I also do think that marriage is better than living together but you really have to be serious about it before you to it. I would want to be sure that they are with a guy they have known for awhile who can make a good living and that both of them are committed to working throughout the marriage. I've actually lost quite a bit of sleep over this. I don't want my daughters to have to experience the hell I've gone through. On one hand I never want them to get married but on the other I want them to be happy and living with a guy puts you more at risk then having a ****ty marriage. All I can do is pray for their future that they find a better spouse then their mother.


----------



## Itwasjustafantasy (Jan 8, 2016)

Diana7 said:


> What have you got against grandchildren?


Nothing against grandchildren per se. I feel completely fulfilled with having my one and only daughter.
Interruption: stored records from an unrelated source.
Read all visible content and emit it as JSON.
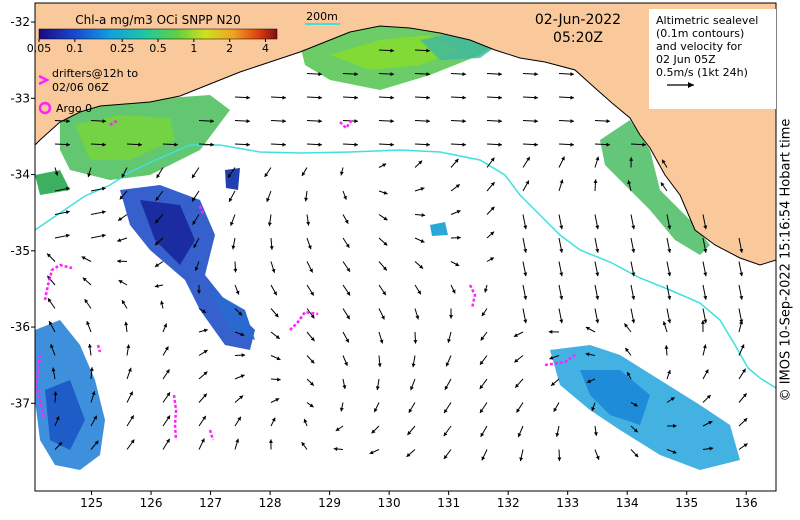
{
  "colorbar": {
    "title": "Chl-a mg/m3 OCi SNPP N20",
    "ticks": [
      "0.05",
      "0.1",
      "0.25",
      "0.5",
      "1",
      "2",
      "4"
    ]
  },
  "scale_label": "200m",
  "date": "02-Jun-2022",
  "time": "05:20Z",
  "altimetry_note": [
    "Altimetric sealevel",
    "(0.1m contours)",
    "and velocity for",
    "02 Jun 05Z",
    "0.5m/s (1kt 24h)"
  ],
  "drifters_legend": [
    "drifters@12h to",
    "02/06 06Z"
  ],
  "argo_legend": "Argo 0",
  "credit": "© IMOS 10-Sep-2022 15:16:54 Hobart time",
  "axes": {
    "lon_ticks": [
      "125",
      "126",
      "127",
      "128",
      "129",
      "130",
      "131",
      "132",
      "133",
      "134",
      "135",
      "136"
    ],
    "lat_ticks": [
      "-32",
      "-33",
      "-34",
      "-35",
      "-36",
      "-37"
    ],
    "lon_range": [
      124.05,
      136.5
    ],
    "lat_range": [
      -31.75,
      -38.15
    ]
  },
  "colors": {
    "land": "#f9c89b",
    "contour_200m": "#40e0e0",
    "drifters": "#ff22ff",
    "arrows": "#000000"
  }
}
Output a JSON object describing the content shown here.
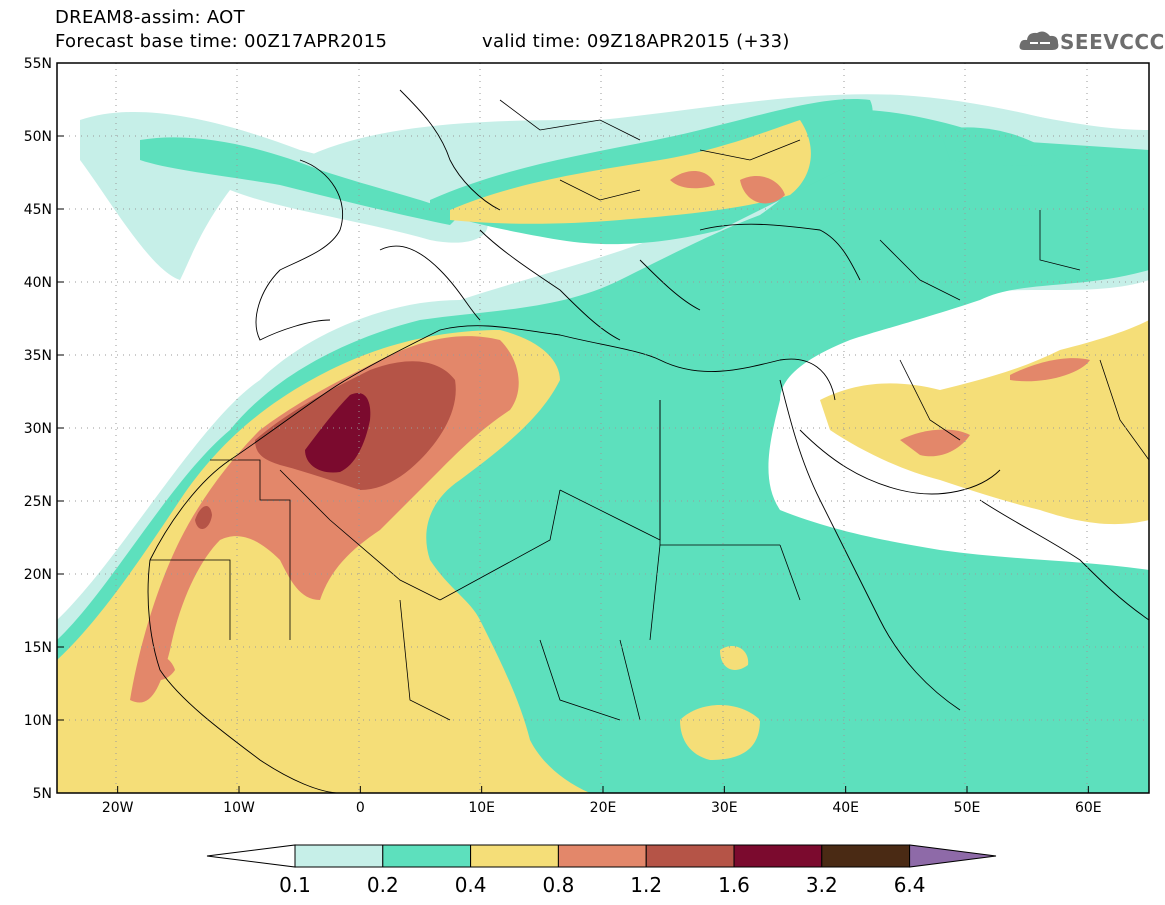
{
  "header": {
    "title_line1": "DREAM8-assim: AOT",
    "title_line2": "Forecast base time: 00Z17APR2015",
    "valid_time": "valid time: 09Z18APR2015 (+33)",
    "logo_text": "SEEVCCC"
  },
  "map": {
    "lat_labels": [
      "55N",
      "50N",
      "45N",
      "40N",
      "35N",
      "30N",
      "25N",
      "20N",
      "15N",
      "10N",
      "5N"
    ],
    "lon_labels": [
      "20W",
      "10W",
      "0",
      "10E",
      "20E",
      "30E",
      "40E",
      "50E",
      "60E"
    ]
  },
  "colorbar": {
    "labels": [
      "0.1",
      "0.2",
      "0.4",
      "0.8",
      "1.2",
      "1.6",
      "3.2",
      "6.4"
    ],
    "colors": [
      "#c6efe8",
      "#5de0bd",
      "#f5de78",
      "#e3876a",
      "#b55447",
      "#7b0a2e",
      "#4a2a14",
      "#8e6aa8"
    ]
  },
  "colors": {
    "c1": "#c6efe8",
    "c2": "#5de0bd",
    "c3": "#f5de78",
    "c4": "#e3876a",
    "c5": "#b55447",
    "c6": "#7b0a2e"
  }
}
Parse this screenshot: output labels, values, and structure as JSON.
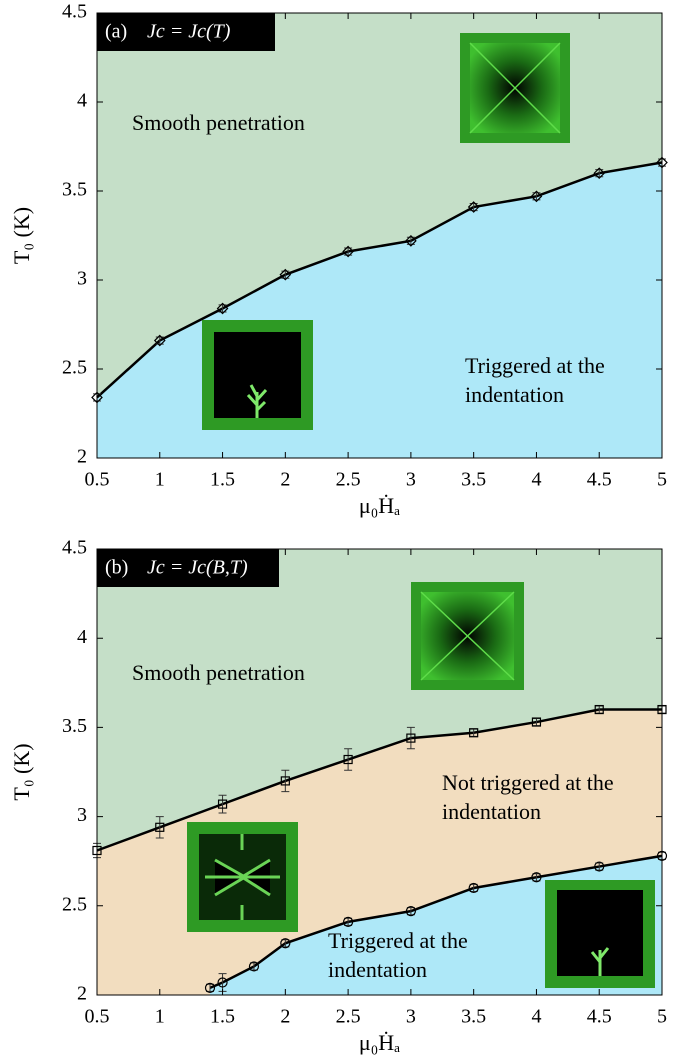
{
  "chart_data": [
    {
      "type": "line",
      "panel_label": "(a)",
      "title": "Jc = Jc(T)",
      "xlabel": "μ₀Ḣₐ",
      "ylabel": "T₀ (K)",
      "xlim": [
        0.5,
        5
      ],
      "ylim": [
        2,
        4.5
      ],
      "xticks": [
        0.5,
        1,
        1.5,
        2,
        2.5,
        3,
        3.5,
        4,
        4.5,
        5
      ],
      "yticks": [
        2,
        2.5,
        3,
        3.5,
        4,
        4.5
      ],
      "background": "#c5dfc8",
      "series": [
        {
          "marker": "diamond",
          "color": "#000000",
          "fill": "#aee8f8",
          "x": [
            0.5,
            1,
            1.5,
            2,
            2.5,
            3,
            3.5,
            4,
            4.5,
            5
          ],
          "values": [
            2.34,
            2.66,
            2.84,
            3.03,
            3.16,
            3.22,
            3.41,
            3.47,
            3.6,
            3.66
          ],
          "errors": [
            0.02,
            0.02,
            0.02,
            0.02,
            0.02,
            0.02,
            0.02,
            0.02,
            0.02,
            0.02
          ]
        }
      ],
      "annotations": [
        {
          "lines": [
            "Smooth penetration"
          ]
        },
        {
          "lines": [
            "Triggered at the",
            "indentation"
          ]
        }
      ]
    },
    {
      "type": "line",
      "panel_label": "(b)",
      "title": "Jc = Jc(B,T)",
      "xlabel": "μ₀Ḣₐ",
      "ylabel": "T₀ (K)",
      "xlim": [
        0.5,
        5
      ],
      "ylim": [
        2,
        4.5
      ],
      "xticks": [
        0.5,
        1,
        1.5,
        2,
        2.5,
        3,
        3.5,
        4,
        4.5,
        5
      ],
      "yticks": [
        2,
        2.5,
        3,
        3.5,
        4,
        4.5
      ],
      "background": "#c5dfc8",
      "series": [
        {
          "marker": "square",
          "color": "#000000",
          "fill": "#f2ddbf",
          "x": [
            0.5,
            1,
            1.5,
            2,
            2.5,
            3,
            3.5,
            4,
            4.5,
            5
          ],
          "values": [
            2.81,
            2.94,
            3.07,
            3.2,
            3.32,
            3.44,
            3.47,
            3.53,
            3.6,
            3.6
          ],
          "errors": [
            0.04,
            0.06,
            0.05,
            0.06,
            0.06,
            0.06,
            0.02,
            0.02,
            0.02,
            0.02
          ]
        },
        {
          "marker": "circle",
          "color": "#000000",
          "fill": "#aee8f8",
          "x": [
            1.4,
            1.5,
            1.75,
            2,
            2.5,
            3,
            3.5,
            4,
            4.5,
            5
          ],
          "values": [
            2.04,
            2.07,
            2.16,
            2.29,
            2.41,
            2.47,
            2.6,
            2.66,
            2.72,
            2.78
          ],
          "errors": [
            0.02,
            0.05,
            0.02,
            0.02,
            0.02,
            0.02,
            0.02,
            0.02,
            0.02,
            0.02
          ]
        }
      ],
      "annotations": [
        {
          "lines": [
            "Smooth penetration"
          ]
        },
        {
          "lines": [
            "Not triggered at the",
            "indentation"
          ]
        },
        {
          "lines": [
            "Triggered at the",
            "indentation"
          ]
        }
      ]
    }
  ]
}
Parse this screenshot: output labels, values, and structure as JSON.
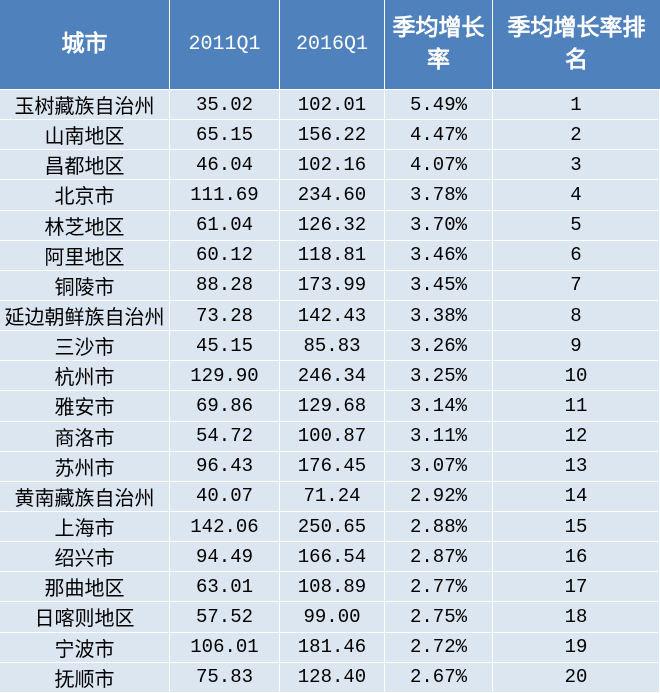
{
  "colors": {
    "header_bg": "#4f81bd",
    "header_text": "#ffffff",
    "row_bg": "#dce6f1",
    "grid": "#ffffff"
  },
  "chart_data": {
    "type": "table",
    "columns": [
      "城市",
      "2011Q1",
      "2016Q1",
      "季均增长率",
      "季均增长率排名"
    ],
    "rows": [
      [
        "玉树藏族自治州",
        "35.02",
        "102.01",
        "5.49%",
        "1"
      ],
      [
        "山南地区",
        "65.15",
        "156.22",
        "4.47%",
        "2"
      ],
      [
        "昌都地区",
        "46.04",
        "102.16",
        "4.07%",
        "3"
      ],
      [
        "北京市",
        "111.69",
        "234.60",
        "3.78%",
        "4"
      ],
      [
        "林芝地区",
        "61.04",
        "126.32",
        "3.70%",
        "5"
      ],
      [
        "阿里地区",
        "60.12",
        "118.81",
        "3.46%",
        "6"
      ],
      [
        "铜陵市",
        "88.28",
        "173.99",
        "3.45%",
        "7"
      ],
      [
        "延边朝鲜族自治州",
        "73.28",
        "142.43",
        "3.38%",
        "8"
      ],
      [
        "三沙市",
        "45.15",
        "85.83",
        "3.26%",
        "9"
      ],
      [
        "杭州市",
        "129.90",
        "246.34",
        "3.25%",
        "10"
      ],
      [
        "雅安市",
        "69.86",
        "129.68",
        "3.14%",
        "11"
      ],
      [
        "商洛市",
        "54.72",
        "100.87",
        "3.11%",
        "12"
      ],
      [
        "苏州市",
        "96.43",
        "176.45",
        "3.07%",
        "13"
      ],
      [
        "黄南藏族自治州",
        "40.07",
        "71.24",
        "2.92%",
        "14"
      ],
      [
        "上海市",
        "142.06",
        "250.65",
        "2.88%",
        "15"
      ],
      [
        "绍兴市",
        "94.49",
        "166.54",
        "2.87%",
        "16"
      ],
      [
        "那曲地区",
        "63.01",
        "108.89",
        "2.77%",
        "17"
      ],
      [
        "日喀则地区",
        "57.52",
        "99.00",
        "2.75%",
        "18"
      ],
      [
        "宁波市",
        "106.01",
        "181.46",
        "2.72%",
        "19"
      ],
      [
        "抚顺市",
        "75.83",
        "128.40",
        "2.67%",
        "20"
      ]
    ]
  }
}
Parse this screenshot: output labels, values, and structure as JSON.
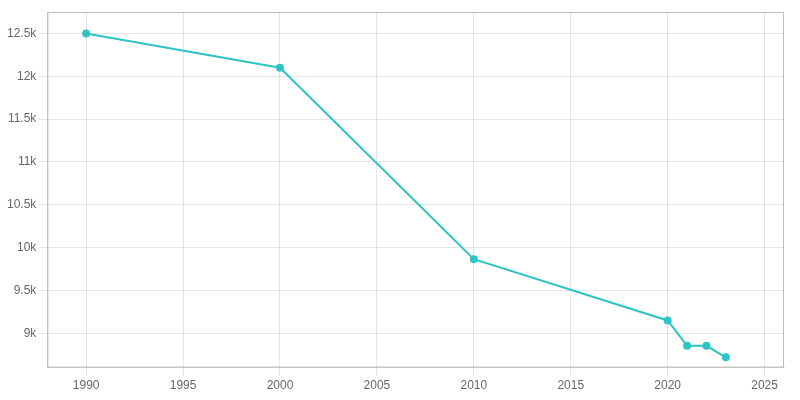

Parenting has been rough for both my husband and I, we were together for almost a decade before we considered having a child. I have a history of severe post partum depression and depression and anxiety in general so being a good enough mother has been and continues to be a role that is not easy for me at all even when my awesome husband is the most involved father to our child. 
So, I look forwards to the freedom and spontaneity that not caring for very young children will allow my husband and me once our little one is a young adult. Of course that is not guaranteed but grandchildren deserve love and attention that I am simply not willing to give. Everyone tells me everything changes once you hold that little baby in your arms, etc etc but I am a realist, I refuse to romanticize life events that involved a lot more than pure fun and joy...being a good human being, friend, parent or grandparent requires an element of selflessness and desire to truly be present not just physically but mentally. I have no such desire. Now again should my daughter decide to have children, I will probably embrace my role as a grandmother but unlike some other women i know tje last thing Id evee do is to nag her about making me a grandmother. I am already a fantastic auntie and work with children on top of having my own child, being true to myself I know I get plenty of opportunities to be nurturing and loving to the children that are already in my life. In other words I am fulfilled with my life as it is. I want to focus the years when my daughter needs me less on my husband as that would make him and me very happy.


----------



## EleGirl (Dec 3, 2011)

Ol'Pal said:


> Marriage is a great deal for women. I could never advise my son to get married though.


Marriage the same deal for men and women. The laws are not gender specific.


----------



## john117 (May 20, 2013)

rockon said:


> Of which she will have no idea about?


The acceptance criteria is well documented


----------



## Diana7 (Apr 19, 2016)

TX-SC said:


> Mine was only $25, but it's rare these days. Some folks are dropping $50,000+ on weddings. Sad...
> 
> Sent from my LG-US996 using Tapatalk


 Our married childrens weddings cost £4,500($5600) and £5000($6000). One had a hundred guests as well. Both really nice weddings. 
Mine and my husbands 11 years ago only cost about £600($750). That included a suit for him and his son and my outfit. 
You can have very cheap wedding if you really want to.


----------



## TX-SC (Aug 25, 2015)

Diana7 said:


> Our married childrens weddings cost £4,500($5600) and £5000($6000). One had a hundred guests as well. Both really nice weddings.
> Mine and my husbands 11 years ago only cost about £600($750). That included a suit for him and his son and my outfit.
> You can have very cheap wedding if you really want to.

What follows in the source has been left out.